We establish a physical framework and build a preliminary database of stress changes on the Earth from 2000 to 2017 in a global scale and at various depths. We consider six loading forces that would generate stress changes on the Earth: hydrological loading, atmospheric pressure, ocean water (including tides and nontidal variation), solid lunisolar tides, pole tide, and postglacial rebound (PGR). The maximum amplitudes of normal deviatoric stress changes on the Earth's surface caused by hydrological loading, atmospheric pressure, and solid lunisolar tides reach 10−2 bar, those by pole tide 10−4–10−3 bar, and those by ocean tides 10−1 bar mostly in the coastal regions. The shear stress changes are about 1 order of magnitude smaller than the normal deviatoric stresses. The PGR-induced stress rates are 10−3–10−2 bar/year.
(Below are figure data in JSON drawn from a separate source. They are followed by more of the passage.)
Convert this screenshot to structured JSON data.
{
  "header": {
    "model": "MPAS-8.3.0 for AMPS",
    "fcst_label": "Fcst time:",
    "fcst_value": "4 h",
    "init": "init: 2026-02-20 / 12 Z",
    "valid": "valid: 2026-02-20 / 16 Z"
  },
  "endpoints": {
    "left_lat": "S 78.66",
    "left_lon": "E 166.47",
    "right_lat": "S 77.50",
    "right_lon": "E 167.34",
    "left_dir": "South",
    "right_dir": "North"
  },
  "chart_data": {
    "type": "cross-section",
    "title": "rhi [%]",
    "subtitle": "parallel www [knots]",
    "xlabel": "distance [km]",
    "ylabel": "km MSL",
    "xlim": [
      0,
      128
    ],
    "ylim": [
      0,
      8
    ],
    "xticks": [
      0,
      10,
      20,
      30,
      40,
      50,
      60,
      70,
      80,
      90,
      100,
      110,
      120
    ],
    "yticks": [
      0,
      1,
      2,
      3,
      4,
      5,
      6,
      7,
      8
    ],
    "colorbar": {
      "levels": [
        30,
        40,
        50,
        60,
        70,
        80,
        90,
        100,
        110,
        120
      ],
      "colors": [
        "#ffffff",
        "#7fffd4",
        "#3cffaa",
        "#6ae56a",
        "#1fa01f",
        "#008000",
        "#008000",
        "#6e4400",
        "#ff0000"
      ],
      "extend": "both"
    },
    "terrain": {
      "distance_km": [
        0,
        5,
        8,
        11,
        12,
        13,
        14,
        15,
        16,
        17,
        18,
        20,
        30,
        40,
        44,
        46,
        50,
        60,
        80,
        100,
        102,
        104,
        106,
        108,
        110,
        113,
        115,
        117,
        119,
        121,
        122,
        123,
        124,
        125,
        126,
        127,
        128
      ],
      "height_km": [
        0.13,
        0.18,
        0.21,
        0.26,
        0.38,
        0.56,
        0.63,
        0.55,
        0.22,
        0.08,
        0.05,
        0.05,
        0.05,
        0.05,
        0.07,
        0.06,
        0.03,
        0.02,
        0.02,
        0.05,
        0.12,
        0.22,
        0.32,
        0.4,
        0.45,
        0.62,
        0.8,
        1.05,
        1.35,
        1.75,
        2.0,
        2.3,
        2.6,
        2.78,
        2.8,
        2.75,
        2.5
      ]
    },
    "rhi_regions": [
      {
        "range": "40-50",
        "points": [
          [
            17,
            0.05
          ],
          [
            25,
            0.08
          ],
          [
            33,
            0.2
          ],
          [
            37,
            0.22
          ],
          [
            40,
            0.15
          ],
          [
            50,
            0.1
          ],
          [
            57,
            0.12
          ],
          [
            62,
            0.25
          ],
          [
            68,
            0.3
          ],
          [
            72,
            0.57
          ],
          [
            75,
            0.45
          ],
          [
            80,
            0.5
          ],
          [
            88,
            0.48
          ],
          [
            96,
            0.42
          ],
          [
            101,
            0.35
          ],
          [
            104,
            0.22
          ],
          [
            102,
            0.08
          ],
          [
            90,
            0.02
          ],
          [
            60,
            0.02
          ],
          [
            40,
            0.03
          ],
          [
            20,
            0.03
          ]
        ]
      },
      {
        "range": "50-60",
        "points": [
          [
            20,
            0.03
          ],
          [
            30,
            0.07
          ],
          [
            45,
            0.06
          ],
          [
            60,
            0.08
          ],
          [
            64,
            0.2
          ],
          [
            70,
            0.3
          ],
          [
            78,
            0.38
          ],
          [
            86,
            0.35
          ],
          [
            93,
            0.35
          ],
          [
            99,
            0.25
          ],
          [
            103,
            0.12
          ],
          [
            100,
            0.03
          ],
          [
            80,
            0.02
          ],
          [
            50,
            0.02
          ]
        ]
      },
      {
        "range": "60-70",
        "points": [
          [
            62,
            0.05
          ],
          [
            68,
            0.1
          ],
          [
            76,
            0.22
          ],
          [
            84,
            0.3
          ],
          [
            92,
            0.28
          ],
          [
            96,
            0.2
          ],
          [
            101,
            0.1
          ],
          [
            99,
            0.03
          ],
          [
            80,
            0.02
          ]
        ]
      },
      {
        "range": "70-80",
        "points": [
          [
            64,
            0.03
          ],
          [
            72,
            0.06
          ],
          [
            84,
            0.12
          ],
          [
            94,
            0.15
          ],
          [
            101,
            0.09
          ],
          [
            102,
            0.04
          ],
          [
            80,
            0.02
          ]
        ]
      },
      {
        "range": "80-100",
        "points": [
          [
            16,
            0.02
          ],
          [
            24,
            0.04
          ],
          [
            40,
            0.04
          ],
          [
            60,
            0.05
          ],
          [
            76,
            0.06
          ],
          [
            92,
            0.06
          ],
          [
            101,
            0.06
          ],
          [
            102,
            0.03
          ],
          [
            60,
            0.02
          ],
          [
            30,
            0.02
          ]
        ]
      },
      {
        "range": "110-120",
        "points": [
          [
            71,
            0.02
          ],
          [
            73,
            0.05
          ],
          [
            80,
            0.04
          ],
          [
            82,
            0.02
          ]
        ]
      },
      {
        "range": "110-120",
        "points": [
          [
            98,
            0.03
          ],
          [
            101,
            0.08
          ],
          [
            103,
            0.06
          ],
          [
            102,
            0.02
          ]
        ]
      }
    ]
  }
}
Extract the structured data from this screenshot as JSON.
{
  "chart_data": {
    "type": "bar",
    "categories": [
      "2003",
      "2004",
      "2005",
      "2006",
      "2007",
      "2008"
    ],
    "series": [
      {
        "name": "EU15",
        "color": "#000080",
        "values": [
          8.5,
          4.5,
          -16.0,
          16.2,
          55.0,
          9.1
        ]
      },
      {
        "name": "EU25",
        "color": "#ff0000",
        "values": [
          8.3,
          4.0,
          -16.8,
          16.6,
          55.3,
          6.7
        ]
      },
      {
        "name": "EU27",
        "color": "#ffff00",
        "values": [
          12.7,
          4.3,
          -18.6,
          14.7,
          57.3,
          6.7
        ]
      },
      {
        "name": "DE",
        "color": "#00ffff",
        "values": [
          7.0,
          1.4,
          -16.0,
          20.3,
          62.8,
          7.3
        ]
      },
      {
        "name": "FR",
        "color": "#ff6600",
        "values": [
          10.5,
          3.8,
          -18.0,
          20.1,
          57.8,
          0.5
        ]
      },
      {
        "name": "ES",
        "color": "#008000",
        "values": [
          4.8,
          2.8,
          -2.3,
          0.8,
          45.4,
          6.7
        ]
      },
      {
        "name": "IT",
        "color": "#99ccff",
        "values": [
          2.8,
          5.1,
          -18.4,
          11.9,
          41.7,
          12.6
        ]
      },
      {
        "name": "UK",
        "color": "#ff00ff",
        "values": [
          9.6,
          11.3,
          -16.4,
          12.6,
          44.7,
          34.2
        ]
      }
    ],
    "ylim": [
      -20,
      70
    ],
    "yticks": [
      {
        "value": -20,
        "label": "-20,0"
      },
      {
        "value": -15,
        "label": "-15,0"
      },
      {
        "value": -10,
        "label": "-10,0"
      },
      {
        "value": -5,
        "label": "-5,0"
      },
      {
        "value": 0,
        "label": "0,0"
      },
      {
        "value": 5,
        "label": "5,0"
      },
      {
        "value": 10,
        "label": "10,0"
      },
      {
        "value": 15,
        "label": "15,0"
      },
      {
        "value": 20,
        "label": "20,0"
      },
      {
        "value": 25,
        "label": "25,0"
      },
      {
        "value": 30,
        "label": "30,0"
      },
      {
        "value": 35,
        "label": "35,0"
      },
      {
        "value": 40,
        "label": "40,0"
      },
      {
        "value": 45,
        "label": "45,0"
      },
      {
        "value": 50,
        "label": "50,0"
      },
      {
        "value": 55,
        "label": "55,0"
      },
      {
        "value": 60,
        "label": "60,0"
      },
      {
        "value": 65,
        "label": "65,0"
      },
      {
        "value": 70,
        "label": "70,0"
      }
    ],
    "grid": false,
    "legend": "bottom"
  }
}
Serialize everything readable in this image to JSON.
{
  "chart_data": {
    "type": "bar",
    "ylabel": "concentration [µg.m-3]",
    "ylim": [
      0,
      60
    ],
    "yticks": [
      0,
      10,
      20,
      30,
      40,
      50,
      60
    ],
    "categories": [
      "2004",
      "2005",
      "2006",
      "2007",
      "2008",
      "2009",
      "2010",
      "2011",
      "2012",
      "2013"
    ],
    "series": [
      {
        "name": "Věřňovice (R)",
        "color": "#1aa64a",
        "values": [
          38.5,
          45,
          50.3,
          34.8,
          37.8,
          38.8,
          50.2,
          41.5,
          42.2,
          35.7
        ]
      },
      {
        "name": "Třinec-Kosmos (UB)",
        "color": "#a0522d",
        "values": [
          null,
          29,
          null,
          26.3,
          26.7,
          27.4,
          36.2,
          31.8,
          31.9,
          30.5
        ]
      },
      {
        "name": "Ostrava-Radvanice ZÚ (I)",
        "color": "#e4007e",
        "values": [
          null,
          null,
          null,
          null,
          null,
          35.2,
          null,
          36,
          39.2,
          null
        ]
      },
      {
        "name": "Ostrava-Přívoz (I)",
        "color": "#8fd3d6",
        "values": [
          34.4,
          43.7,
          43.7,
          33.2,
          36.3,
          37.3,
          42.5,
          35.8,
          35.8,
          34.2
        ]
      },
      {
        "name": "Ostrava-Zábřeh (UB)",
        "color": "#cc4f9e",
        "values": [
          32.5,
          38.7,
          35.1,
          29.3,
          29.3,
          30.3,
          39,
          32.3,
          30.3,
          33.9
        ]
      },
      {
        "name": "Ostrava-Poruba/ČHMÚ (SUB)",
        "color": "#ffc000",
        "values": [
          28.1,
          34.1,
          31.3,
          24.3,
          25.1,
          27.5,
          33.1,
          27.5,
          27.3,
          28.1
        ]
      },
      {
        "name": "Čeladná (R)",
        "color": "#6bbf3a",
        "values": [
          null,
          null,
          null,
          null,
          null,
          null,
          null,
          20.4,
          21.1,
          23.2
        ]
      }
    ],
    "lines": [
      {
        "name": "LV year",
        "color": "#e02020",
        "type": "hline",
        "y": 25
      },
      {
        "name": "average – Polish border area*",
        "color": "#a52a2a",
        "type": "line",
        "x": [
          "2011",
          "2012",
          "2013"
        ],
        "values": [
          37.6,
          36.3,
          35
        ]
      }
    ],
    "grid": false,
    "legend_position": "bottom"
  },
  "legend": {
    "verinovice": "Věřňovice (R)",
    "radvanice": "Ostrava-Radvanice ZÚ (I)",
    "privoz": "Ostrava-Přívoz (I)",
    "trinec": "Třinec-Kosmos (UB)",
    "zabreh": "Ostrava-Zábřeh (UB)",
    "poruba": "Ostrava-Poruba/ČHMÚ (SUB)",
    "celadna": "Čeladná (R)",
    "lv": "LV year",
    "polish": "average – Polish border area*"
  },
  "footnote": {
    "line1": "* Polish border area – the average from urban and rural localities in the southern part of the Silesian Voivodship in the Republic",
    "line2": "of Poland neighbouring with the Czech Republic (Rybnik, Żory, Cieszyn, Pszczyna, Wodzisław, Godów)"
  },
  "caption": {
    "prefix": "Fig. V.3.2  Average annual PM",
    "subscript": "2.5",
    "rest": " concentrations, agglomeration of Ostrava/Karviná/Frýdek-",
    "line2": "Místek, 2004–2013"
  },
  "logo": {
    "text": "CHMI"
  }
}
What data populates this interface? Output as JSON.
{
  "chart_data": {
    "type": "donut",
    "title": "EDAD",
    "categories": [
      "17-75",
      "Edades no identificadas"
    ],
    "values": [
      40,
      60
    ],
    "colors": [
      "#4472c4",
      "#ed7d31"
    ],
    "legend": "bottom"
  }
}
Stress variations caused by the different forces also exhibit different spatial patterns, with large hydro-induced stresses mainly distributed in torrid and frigid zones, atmosphere-induced stresses in temperate and frigid zones, and ocean-induced stresses in coastlands and PGR-induced stress rates in Greenland, north Europe, North America, and Antarctica. The hydro-induced stresses exhibit significant seasonal variations in Amazon Basin, northern India, and central Africa and persistent increase/decrease in Antarctica, Greenland, and Alaska due to ice shelf melting. All loading-induced stress changes exhibit significant depth variations. The stress database would provide a resource for better understanding the triggering mechanisms of various tectonic events, and the physical framework we establish to build the database could be useful for better studying properties and physical states of Earth's interior.